Signe du lundi au dimanche, une nouvelle forme de « répression » au Nicaragua

La police nicaraguayenne a arrêté ces dernières semaines au moins près de 60 opposants, dont deux journalistes, pour avoir prétendument « porté atteinte à l’intégrité nationale du pays ». Cependant, leur libération n’a guère été retardée par ordonnance de différents juges qui ont demandé qu’ils subissent leur procès en « maison d’arrêt ».

Après ces arrêts, les opposants doivent se présenter pour signer du lundi au dimanche dans les institutions correspondantes, ce qui suppose selon les organisations de défense des droits de l’homme une « restructuration de la répression » du président Daniel Ortega contre ses détracteurs.

« La nouvelle modalité de ces procès est irrégulière, en plus de violer la légalité et les droits de l’homme », a déclaré l’avocat Yonarqui Martínez, qui a travaillé pour la défense de plusieurs anciens prisonniers politiques.

Selon Martínez, en général, la justice tient des audiences expresses puis interpose une mesure conservatoire alternative à la détention préventive ; mais une autre modalité est de ne pas permettre au défendeur d’avoir un défenseur public ou de lui refuser la possibilité d’avoir accès à une autre alternative.

Ce processus, en revanche, affecte directement l’économie des opposants et l’intégrité de leurs familles, indique l’avocat. « Imaginez une personne qui travaille, va signer tous les jours, 365 jours par an », réfléchit-il.

Le cas le plus récent de ce type s’est produit vendredi et concernait la journaliste Hazel Zamora, qui a été détenue pendant quelques heures et inculpée par un juge local. Zamora a ensuite été libérée à la condition qu’elle signe devant les autorités compétentes.

Auparavant, le même schéma s’était produit avec le journaliste William Aragón, ancien correspondant du journal La Prensa, qui avait mentionné qu’il devait également comparaître devant le tribunal pour signer du lundi au dimanche.

L’avocat Martínez indique que la mesure se produit généralement lorsque le processus judiciaire est en cours, mais si le processus était retardé d’un an, cette personne devrait signer pendant cette période, « sinon, ils révoquent la mesure et ils seront détenus . »

« Clairement on a vu que ce qu’ils cherchent c’est faire peur à la population, mettre fin à toute forme de protestation et de pensée car la majorité des personnes qui ont été poursuivies sont des personnes qui à un moment donné se sont identifiées comme opposants et qui ont déjà eu le temps ne pas être dans n’importe quel genre d’activités », dit l’avocat.

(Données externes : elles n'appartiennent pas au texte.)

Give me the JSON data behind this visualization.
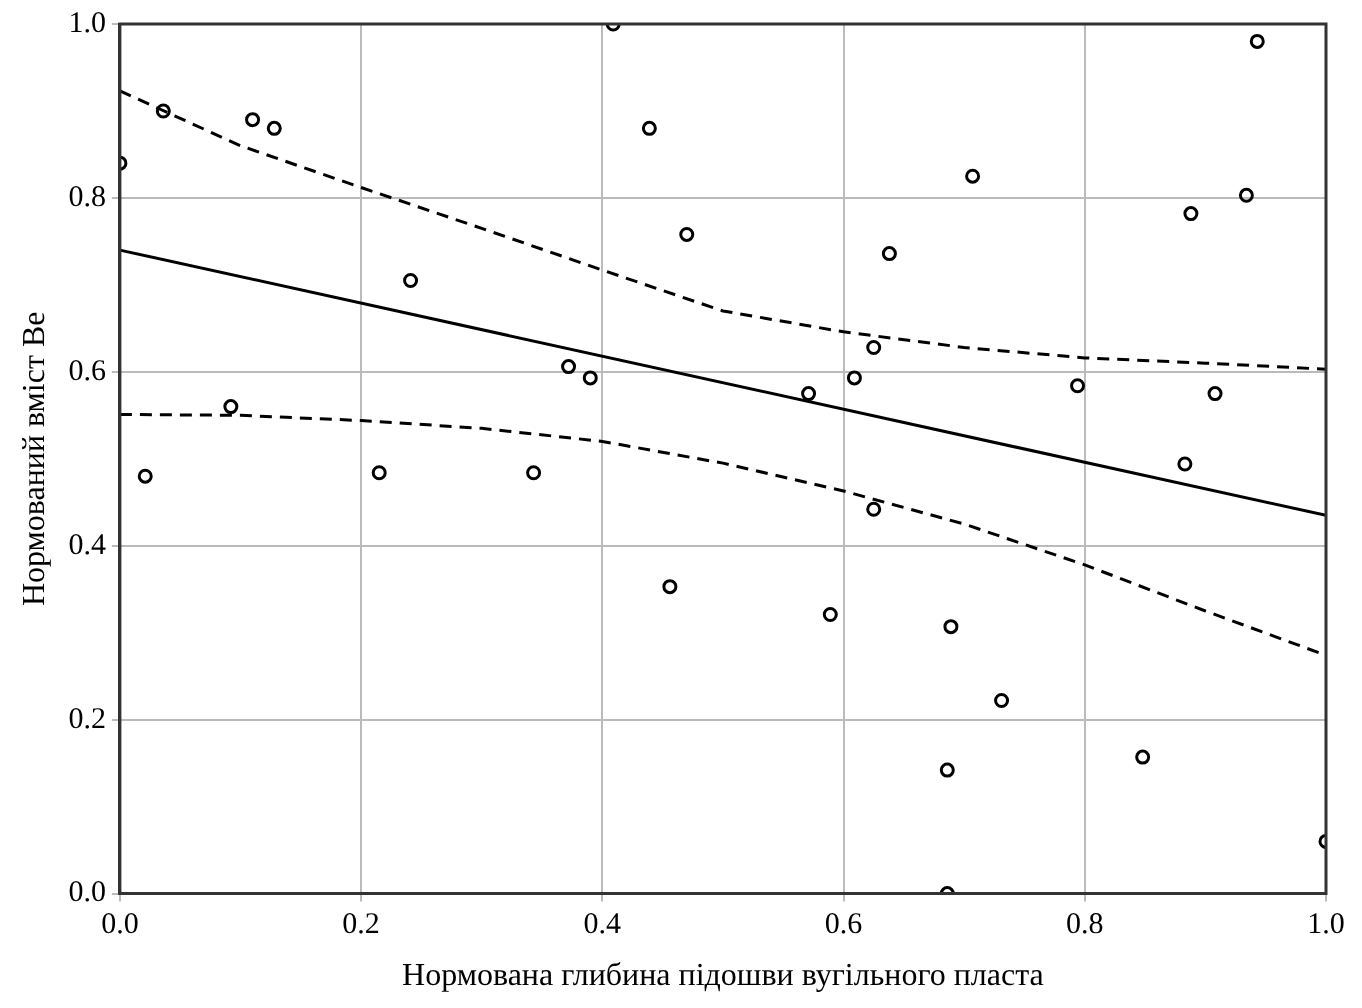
{
  "chart_data": {
    "type": "scatter",
    "xlabel": "Нормована глибина підошви вугільного пласта",
    "ylabel": "Нормований вміст Be",
    "xlim": [
      0,
      1
    ],
    "ylim": [
      0,
      1
    ],
    "xticks": [
      {
        "value": 0,
        "label": "0.0"
      },
      {
        "value": 0.2,
        "label": "0.2"
      },
      {
        "value": 0.4,
        "label": "0.4"
      },
      {
        "value": 0.6,
        "label": "0.6"
      },
      {
        "value": 0.8,
        "label": "0.8"
      },
      {
        "value": 1,
        "label": "1.0"
      }
    ],
    "yticks": [
      {
        "value": 0,
        "label": "0.0"
      },
      {
        "value": 0.2,
        "label": "0.2"
      },
      {
        "value": 0.4,
        "label": "0.4"
      },
      {
        "value": 0.6,
        "label": "0.6"
      },
      {
        "value": 0.8,
        "label": "0.8"
      },
      {
        "value": 1,
        "label": "1.0"
      }
    ],
    "grid": true,
    "marker": "circle",
    "series": [
      {
        "color": "#000000",
        "x": [
          0.0,
          0.036,
          0.11,
          0.128,
          0.092,
          0.021,
          0.241,
          0.215,
          0.343,
          0.372,
          0.39,
          0.409,
          0.439,
          0.47,
          0.943,
          0.707,
          0.934,
          0.888,
          0.638,
          0.625,
          0.609,
          0.571,
          0.794,
          0.908,
          0.883,
          0.625,
          0.456,
          0.589,
          0.689,
          0.731,
          0.686,
          0.848,
          0.686,
          1.0
        ],
        "values": [
          0.84,
          0.9,
          0.89,
          0.88,
          0.56,
          0.48,
          0.705,
          0.484,
          0.484,
          0.606,
          0.593,
          1.0,
          0.88,
          0.758,
          0.98,
          0.825,
          0.803,
          0.782,
          0.736,
          0.628,
          0.593,
          0.575,
          0.584,
          0.575,
          0.494,
          0.442,
          0.353,
          0.321,
          0.307,
          0.222,
          0.142,
          0.157,
          0.0,
          0.06
        ]
      },
      {
        "type": "line",
        "marker": "none",
        "color": "#000000",
        "line_style": "solid",
        "x": [
          0,
          1
        ],
        "values": [
          0.74,
          0.435
        ]
      },
      {
        "type": "line",
        "color": "#000000",
        "line_style": "dashed",
        "x": [
          0,
          0.1,
          0.2,
          0.3,
          0.4,
          0.5,
          0.6,
          0.7,
          0.8,
          0.9,
          1.0
        ],
        "marker": "none",
        "values": [
          0.923,
          0.86,
          0.812,
          0.765,
          0.717,
          0.67,
          0.646,
          0.628,
          0.616,
          0.61,
          0.603
        ]
      },
      {
        "type": "line",
        "color": "#000000",
        "line_style": "dashed",
        "x": [
          0,
          0.1,
          0.2,
          0.3,
          0.4,
          0.5,
          0.6,
          0.7,
          0.8,
          0.9,
          1.0
        ],
        "marker": "none",
        "values": [
          0.551,
          0.55,
          0.544,
          0.535,
          0.52,
          0.495,
          0.463,
          0.425,
          0.378,
          0.325,
          0.274
        ]
      }
    ]
  }
}
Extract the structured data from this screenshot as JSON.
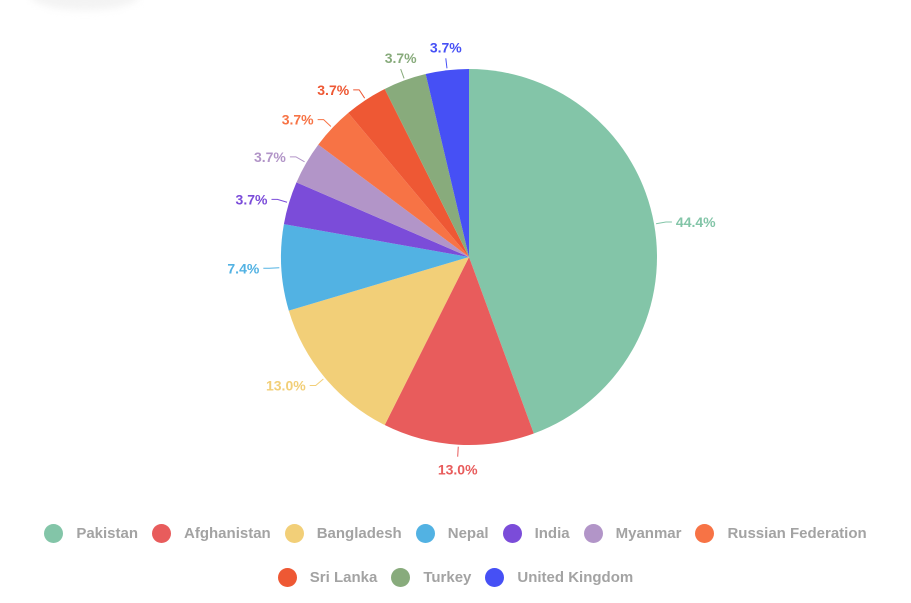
{
  "chart_data": {
    "type": "pie",
    "title": "",
    "categories": [
      "Pakistan",
      "Afghanistan",
      "Bangladesh",
      "Nepal",
      "India",
      "Myanmar",
      "Russian Federation",
      "Sri Lanka",
      "Turkey",
      "United Kingdom"
    ],
    "values": [
      44.4,
      13.0,
      13.0,
      7.4,
      3.7,
      3.7,
      3.7,
      3.7,
      3.7,
      3.7
    ],
    "labels": [
      "44.4%",
      "13.0%",
      "13.0%",
      "7.4%",
      "3.7%",
      "3.7%",
      "3.7%",
      "3.7%",
      "3.7%",
      "3.7%"
    ],
    "colors": [
      "#83c5a8",
      "#e85c5c",
      "#f2cf78",
      "#52b2e3",
      "#7b4cd9",
      "#b295c8",
      "#f77345",
      "#ee5834",
      "#88ab7c",
      "#4650f5"
    ],
    "label_colors": [
      "#83c5a8",
      "#e85c5c",
      "#f2cf78",
      "#52b2e3",
      "#7b4cd9",
      "#b295c8",
      "#f77345",
      "#ee5834",
      "#88ab7c",
      "#4650f5"
    ],
    "legend_position": "bottom"
  },
  "legend": {
    "row1": [
      {
        "label": "Pakistan",
        "color": "#83c5a8"
      },
      {
        "label": "Afghanistan",
        "color": "#e85c5c"
      },
      {
        "label": "Bangladesh",
        "color": "#f2cf78"
      },
      {
        "label": "Nepal",
        "color": "#52b2e3"
      },
      {
        "label": "India",
        "color": "#7b4cd9"
      },
      {
        "label": "Myanmar",
        "color": "#b295c8"
      },
      {
        "label": "Russian Federation",
        "color": "#f77345"
      }
    ],
    "row2": [
      {
        "label": "Sri Lanka",
        "color": "#ee5834"
      },
      {
        "label": "Turkey",
        "color": "#88ab7c"
      },
      {
        "label": "United Kingdom",
        "color": "#4650f5"
      }
    ]
  }
}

Les autorités du pouvoir judiciaire n’ont pas fait référence à travers les médias officiels à propos de ce changement dans la modalité des procès des opposants.

De l’avis de l’avocat Gonzalo Carrión, du Collectif Nunca Más du Nicaragua, le silence pourrait être dû au fait que l’objectif du gouvernement est que les 57 accusés choisissent l’auto-exil.

« De cette façon, la répression est garantie, que les gens ont peur, avec une peur fondée ; trouver un moyen de quitter le pays, sachant qu’il est accusé, qu’il fait face à la possibilité réelle et imminente d’un nouvel emprisonnement », a souligné l’avocat au .

En ce sens, Ortega lui-même a récemment proposé d’envoyer aux États-Unis davantage de prisonniers politiques, comme il l’a fait début février avec , qui ont été accueillis à Washington par l’administration du président Joe Biden.

« Nous avions plus de 200 prisonniers, qu’ils appelaient des prisonniers politiques, qui n’étaient rien de plus que des terroristes (…) et maintenant ils inventent qu’il y a plus de prisonniers politiques, je dis à ces gouvernements avec les États-Unis qu’ils nous envoient la liste que là nous allons vous les envoyer », Président Ortega.

La Il ne s’est pas fait attendre, après consultation avec VOA, un porte-parole du département d’État a insisté : « Ces prisonniers doivent être libérés sans conditions ; le régime Ortega-Murillo n’a pas le droit de les expulser ou de les déchoir de leur nationalité. »

L’organisation Union of Political Prisoners and Prisoners a documenté l’arrestation de plus de 60 opposants dans différentes prisons du pays. Tandis que 57 font face à des procès en résidence surveillée.